How to use multiple regression when I have several levels for categorical variables? How do I code for this?

Question

My data is from a cross sectional study looking at pathogen status among 300 patients along with other clinical parameters. There is no control group. I am using Stata. (edit: This is a cross-sectional study; data was gathered post-discharge. Aside from descriptive statistics, I want to look for differences among patients who have staph as opposed to candida etc. Maybe those with candida have higher WBC, or creatinine. This seems feasible when it comes to variables with one level. If my question pertains to ABx- Was there a difference in number of ABx (10 levels) among those who have candida vs. staph?)

I have several clinical variables which include things like white blood count (continuous), gender (dichotomous), and antibiotic use(categorial with many levels) etc.

The dependent variable is pathogenic status for which there are 7 levels within the variable pathogen including "no pathogen"

Can I use multiple regression? I think I need dummy variables, but most of the patients have multiple groups within categorical variables. Such as, more than one antibiotic class, or more than one pathogen. How do I code for this? If someone took three classes of ABx would that person receive a 1 for all three?

Answer 1

Recommended general approach

Even if you ultimately want to build a model that predicts pathogen status as a "dependent variable" based on its relation to other variables, consider using it as an "independent variable" at this evidently exploratory stage of your cross-sectional post-discharge data analysis. That is, examine continuous variables as dependent variables with pathogen status treated as one of the independent variables. This is the most straightforward way to find whether "those with candida have higher WBC," for example. For relations among categorical variables, analyze contingency tables with chi-square or similar tests. These results may be easier to think about and explain to colleagues at this stage than the multiple logistic models suggested by one commentator, even if your study in the long run develops such models. But my suggestions for category coding apply however you proceed.

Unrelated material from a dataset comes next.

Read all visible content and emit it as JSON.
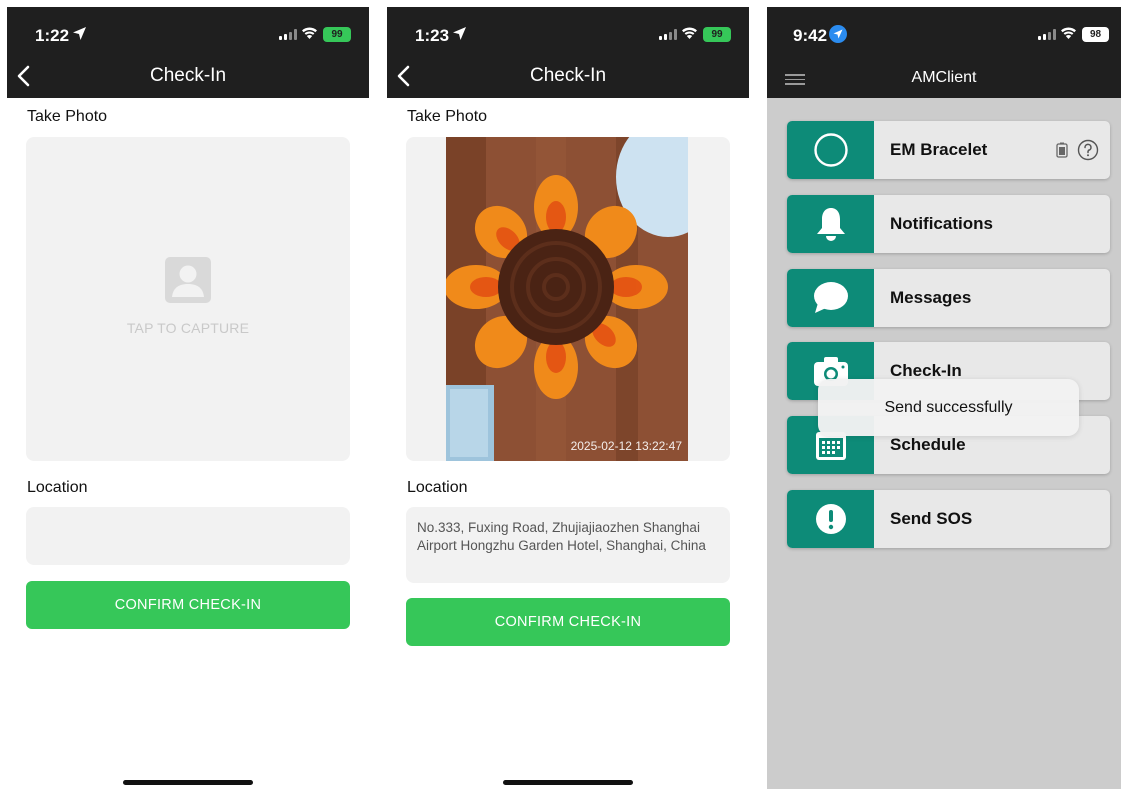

Coding categorical variables

The way to deal with the categorical variables, when an individual may fit into more than one category, depends to a great extent on your understanding of the subject matter and the types of results you might thus expect to get from this analysis. For example, do you expect WBC from someone with a combination of pathogens to represent a sum of relations from each of the pathogens, or something substantially different? Are influences of combinations of antibiotics likely to be the sums of their individual influences, or something substantially different?

In the first possibility for these types of questions, close to additive effects, simply coding and analyzing the individual categories will do. Yes, there will effectively have to be a different 0/1 indicator for each of the categories of antibiotic (or of pathogen) if an individual can have more than one. Yes to: "If someone took three classes of ABx would that person receive a 1 for all three?"

You might be able to use subject-matter knowledge to group together types of pathogens or types of antibiotics expected to have similar properties (or those often found/prescribed together in practice) and thus decrease the numbers of categories. To start exploration you might even want to start with the roughest breakdowns of all: any pathogen Yes/No; any antibiotic Yes/No. Start by lumping before you split too far.

If instead you expect substantially non-additive effects of categorical variables, you would have to code the data and run the analyses in a way that takes the combinations into account. Ideally this would be done as interaction terms among the categories but this becomes extremely difficult with 10 choices of antibiotics and 7 choices of pathogens. With only 300 cases you may not have enough data to be able to detect such combination effects even if they are present. If you can somehow group the pathogens and the antibiotics further into fewer larger groups, as suggested above, that might help. You will have no information about combinations that do not appear in your data set.